The look in James’s eyes tells me he’s reliving that terrifying day now.

He’s the one who found his dad in the greenhouse right as Martin was falling to his knees.

“I know he did. But I won’t. My doctor thinks it’s just .

. . stress-induced. She wants me to try a few lifestyle changes and see if that helps—Hey, whoa, why the teary eyes?

” he says, coming in close again to rub his hands up and down my arms. Comforting me when he’s the one who owns a blood pressure cuff.

“I really . . . don’t like the idea of you having a heart attack.”

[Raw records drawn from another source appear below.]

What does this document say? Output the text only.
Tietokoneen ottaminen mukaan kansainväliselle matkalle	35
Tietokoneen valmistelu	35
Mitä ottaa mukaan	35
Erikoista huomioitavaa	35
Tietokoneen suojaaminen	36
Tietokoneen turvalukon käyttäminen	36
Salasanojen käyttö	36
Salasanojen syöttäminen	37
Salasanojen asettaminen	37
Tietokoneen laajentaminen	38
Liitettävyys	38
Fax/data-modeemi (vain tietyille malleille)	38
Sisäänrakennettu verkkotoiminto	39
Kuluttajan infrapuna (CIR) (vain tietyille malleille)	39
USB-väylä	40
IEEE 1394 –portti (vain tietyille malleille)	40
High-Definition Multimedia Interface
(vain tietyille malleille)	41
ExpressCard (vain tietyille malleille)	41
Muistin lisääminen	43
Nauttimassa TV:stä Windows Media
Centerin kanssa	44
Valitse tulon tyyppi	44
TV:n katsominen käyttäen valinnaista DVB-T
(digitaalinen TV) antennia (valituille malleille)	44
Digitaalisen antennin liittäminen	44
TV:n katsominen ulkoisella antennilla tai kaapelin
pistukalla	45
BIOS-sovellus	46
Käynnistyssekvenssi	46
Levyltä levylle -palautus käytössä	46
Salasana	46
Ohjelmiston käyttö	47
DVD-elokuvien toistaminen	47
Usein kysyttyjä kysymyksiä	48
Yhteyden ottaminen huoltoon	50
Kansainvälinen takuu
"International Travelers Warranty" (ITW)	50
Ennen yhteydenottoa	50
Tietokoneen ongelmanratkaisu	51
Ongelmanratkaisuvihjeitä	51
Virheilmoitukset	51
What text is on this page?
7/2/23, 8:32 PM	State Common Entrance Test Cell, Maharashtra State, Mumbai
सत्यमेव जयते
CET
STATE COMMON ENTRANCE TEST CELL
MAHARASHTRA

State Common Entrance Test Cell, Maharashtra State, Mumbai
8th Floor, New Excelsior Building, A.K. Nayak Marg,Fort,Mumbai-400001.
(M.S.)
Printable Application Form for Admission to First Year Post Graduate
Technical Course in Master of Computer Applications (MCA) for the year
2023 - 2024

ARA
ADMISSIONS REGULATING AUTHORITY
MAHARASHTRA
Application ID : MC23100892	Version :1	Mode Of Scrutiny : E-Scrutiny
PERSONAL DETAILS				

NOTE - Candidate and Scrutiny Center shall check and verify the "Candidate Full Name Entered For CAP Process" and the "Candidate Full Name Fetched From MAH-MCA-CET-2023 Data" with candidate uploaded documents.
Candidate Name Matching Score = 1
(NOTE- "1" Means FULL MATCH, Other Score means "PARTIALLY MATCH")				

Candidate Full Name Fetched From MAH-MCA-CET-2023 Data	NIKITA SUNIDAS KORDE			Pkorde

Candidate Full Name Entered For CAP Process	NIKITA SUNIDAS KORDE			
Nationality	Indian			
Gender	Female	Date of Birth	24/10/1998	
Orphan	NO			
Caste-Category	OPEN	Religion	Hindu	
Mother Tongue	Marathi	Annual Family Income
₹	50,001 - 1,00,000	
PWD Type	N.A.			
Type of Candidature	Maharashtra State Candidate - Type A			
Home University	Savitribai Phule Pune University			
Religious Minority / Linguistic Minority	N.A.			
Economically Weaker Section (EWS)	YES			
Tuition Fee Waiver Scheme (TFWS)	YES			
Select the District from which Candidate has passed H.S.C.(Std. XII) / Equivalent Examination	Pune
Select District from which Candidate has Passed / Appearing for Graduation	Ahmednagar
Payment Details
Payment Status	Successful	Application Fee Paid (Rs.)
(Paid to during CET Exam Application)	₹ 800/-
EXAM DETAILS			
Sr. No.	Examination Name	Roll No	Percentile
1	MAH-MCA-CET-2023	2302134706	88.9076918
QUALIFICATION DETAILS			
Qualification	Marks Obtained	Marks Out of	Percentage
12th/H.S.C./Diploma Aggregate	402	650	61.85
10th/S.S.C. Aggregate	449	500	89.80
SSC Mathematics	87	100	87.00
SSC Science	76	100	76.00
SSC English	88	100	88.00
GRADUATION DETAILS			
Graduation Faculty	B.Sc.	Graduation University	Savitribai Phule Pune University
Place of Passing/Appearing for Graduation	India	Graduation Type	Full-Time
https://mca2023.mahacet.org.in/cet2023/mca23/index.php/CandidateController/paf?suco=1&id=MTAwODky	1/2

“That’s good to hear.” His hands slide up and down, up and down.

I meet his eyes. “And we’re just now becoming friends. You can’t die at the start of our friendship.” Maybe that’s selfish, but I don’t care. It’s true.

Having already lost my parents at a young age, and then my wonderful grandma who raised me, death is an ever-present monster, waiting around each corner, salivating to claim everyone I love most. I’m terrified of it, always jumping to worst-case scenarios and imagining—feeling—the moment that someone gives me horrible news that changes my life forever. Even if it’s not real.

For the second time tonight, James wraps his arms around me.

But this time I lean into him, quietly, tucking my head against his chest. This hug feels more intimate without laughter acting as a buffer between us.

His hands even seem to hesitate a little before finally splaying against my back and pulling me in firmly against him.

I slide my arms around his waist and knit them together at his lower back, savoring how soft his worn cotton shirt is against my cheek.

There. We’re hugging.

Madison and James: two hugging friends.

I want to say it’s strange—having my head on his upper chest—but it’s not. If anything, I’m now realizing how strange it is that after all my years of knowing him, this is the first time we’ve ever hugged. I like hearing his heart beat right into my ear. It’s a soothing cadence.